Date of Award


Document Type


Degree Name

Doctor of Philosophy (PhD)


Computer Science

First Advisor

S. S. Iyengar


A distributed system is a set of cooperating computers (processes) communicating with each other to achieve a common goal. They are broadly classified as centralized and decentralised systems. In a centralized system, a single computer plays the role of central coordinator and controls all the system activities. Whereas in a decentralized system, all the cooperating processes have an equal role to play, therefore solutions to problems involve instructing all the processes and coordinating their actions. Although a centralized system facilitates program development, it has serious drawbacks. If the coordinator fails, the system effectively breaks down. Also, the coordinator can become a performance bottleneck.
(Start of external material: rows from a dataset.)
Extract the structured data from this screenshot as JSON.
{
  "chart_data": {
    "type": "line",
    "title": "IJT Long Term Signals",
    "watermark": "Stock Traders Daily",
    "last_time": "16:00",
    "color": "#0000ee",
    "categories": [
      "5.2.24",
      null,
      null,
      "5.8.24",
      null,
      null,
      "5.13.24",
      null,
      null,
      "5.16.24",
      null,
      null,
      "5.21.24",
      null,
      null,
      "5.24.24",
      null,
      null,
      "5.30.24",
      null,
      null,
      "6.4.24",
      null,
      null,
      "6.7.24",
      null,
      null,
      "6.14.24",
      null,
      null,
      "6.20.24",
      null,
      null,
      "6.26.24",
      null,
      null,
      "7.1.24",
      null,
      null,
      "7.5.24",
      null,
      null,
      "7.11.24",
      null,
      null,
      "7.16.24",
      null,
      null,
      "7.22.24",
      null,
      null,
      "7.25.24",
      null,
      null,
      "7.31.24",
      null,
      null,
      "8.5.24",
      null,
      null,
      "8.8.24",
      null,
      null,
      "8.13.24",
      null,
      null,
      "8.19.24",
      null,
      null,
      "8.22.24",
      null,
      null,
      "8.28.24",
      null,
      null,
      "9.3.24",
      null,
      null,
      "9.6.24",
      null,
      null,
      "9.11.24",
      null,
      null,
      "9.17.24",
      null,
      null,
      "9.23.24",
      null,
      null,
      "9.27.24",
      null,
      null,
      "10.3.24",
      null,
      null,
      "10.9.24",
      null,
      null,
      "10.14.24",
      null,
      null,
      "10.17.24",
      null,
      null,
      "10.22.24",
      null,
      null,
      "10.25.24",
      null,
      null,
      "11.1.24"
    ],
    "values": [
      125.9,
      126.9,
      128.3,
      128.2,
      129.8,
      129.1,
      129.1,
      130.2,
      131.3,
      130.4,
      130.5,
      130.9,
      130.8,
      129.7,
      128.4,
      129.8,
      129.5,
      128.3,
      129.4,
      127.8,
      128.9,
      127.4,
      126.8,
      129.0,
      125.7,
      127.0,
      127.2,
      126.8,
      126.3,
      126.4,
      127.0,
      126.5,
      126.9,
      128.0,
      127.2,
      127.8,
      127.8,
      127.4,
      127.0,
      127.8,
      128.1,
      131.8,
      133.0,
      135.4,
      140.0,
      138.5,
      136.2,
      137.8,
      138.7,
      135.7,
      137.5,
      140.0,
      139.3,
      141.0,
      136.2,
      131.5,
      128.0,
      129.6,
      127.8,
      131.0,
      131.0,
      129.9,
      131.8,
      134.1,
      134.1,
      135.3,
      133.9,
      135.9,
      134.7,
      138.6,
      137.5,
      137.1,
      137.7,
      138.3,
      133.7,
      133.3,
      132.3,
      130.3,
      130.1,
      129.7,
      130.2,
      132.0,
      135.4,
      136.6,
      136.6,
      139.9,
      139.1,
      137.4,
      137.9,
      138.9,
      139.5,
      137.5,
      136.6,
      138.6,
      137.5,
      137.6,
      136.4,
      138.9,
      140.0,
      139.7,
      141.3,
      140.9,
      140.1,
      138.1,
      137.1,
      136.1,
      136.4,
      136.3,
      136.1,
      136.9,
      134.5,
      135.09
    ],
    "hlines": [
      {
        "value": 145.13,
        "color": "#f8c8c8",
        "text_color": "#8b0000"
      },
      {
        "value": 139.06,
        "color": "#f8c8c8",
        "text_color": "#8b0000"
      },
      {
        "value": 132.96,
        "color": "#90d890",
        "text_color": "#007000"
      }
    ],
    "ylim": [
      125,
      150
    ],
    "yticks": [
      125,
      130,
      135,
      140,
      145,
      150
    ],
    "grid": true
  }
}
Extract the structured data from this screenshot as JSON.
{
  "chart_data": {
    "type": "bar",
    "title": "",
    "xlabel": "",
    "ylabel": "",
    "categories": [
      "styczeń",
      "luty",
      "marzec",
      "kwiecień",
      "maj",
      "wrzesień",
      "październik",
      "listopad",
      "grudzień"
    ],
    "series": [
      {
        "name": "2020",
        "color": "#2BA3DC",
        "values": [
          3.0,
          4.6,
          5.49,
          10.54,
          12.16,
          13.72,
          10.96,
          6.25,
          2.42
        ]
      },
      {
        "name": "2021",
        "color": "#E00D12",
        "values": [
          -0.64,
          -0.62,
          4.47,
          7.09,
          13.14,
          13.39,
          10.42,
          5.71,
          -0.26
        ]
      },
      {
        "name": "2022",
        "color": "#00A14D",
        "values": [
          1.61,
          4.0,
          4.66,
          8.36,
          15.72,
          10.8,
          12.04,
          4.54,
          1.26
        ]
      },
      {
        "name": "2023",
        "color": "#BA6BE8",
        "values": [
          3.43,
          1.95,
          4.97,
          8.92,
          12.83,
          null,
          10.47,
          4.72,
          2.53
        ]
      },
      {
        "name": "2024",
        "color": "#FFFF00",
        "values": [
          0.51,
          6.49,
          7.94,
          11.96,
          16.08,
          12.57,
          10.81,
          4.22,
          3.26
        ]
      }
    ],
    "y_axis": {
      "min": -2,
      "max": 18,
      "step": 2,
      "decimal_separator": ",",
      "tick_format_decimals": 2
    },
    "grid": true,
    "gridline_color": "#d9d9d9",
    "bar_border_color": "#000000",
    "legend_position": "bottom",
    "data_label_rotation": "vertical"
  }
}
On the other hand, a decentralized system does not suffer from these shortcomings, but program development is more difficult. In this research, we develop a paradigm for a distributed system that provides the view of a centralized system even though the underlying system is decentralized. Special processes called agents reside on all participating computers. One of the agents acts as a leader and coordinates activities of other agents. Agents communicate through a fault-tolerant agent-to-agent protocol. The paradigm defines a one-shot computation, a construct that enables the expression of programs in a simulated centralized environment, thus making program development easier. Programs, written in terms of one-shot computations that are encapsulated in templates which hide all the lower level details from the programmer. We show that every computation can be expressed as a one-shot computation. The proposed paradigm has a high degree of fault-tolerance. It tolerates up to $n-1$ failures in a system of n processors. A prototype has been implemented using PVM.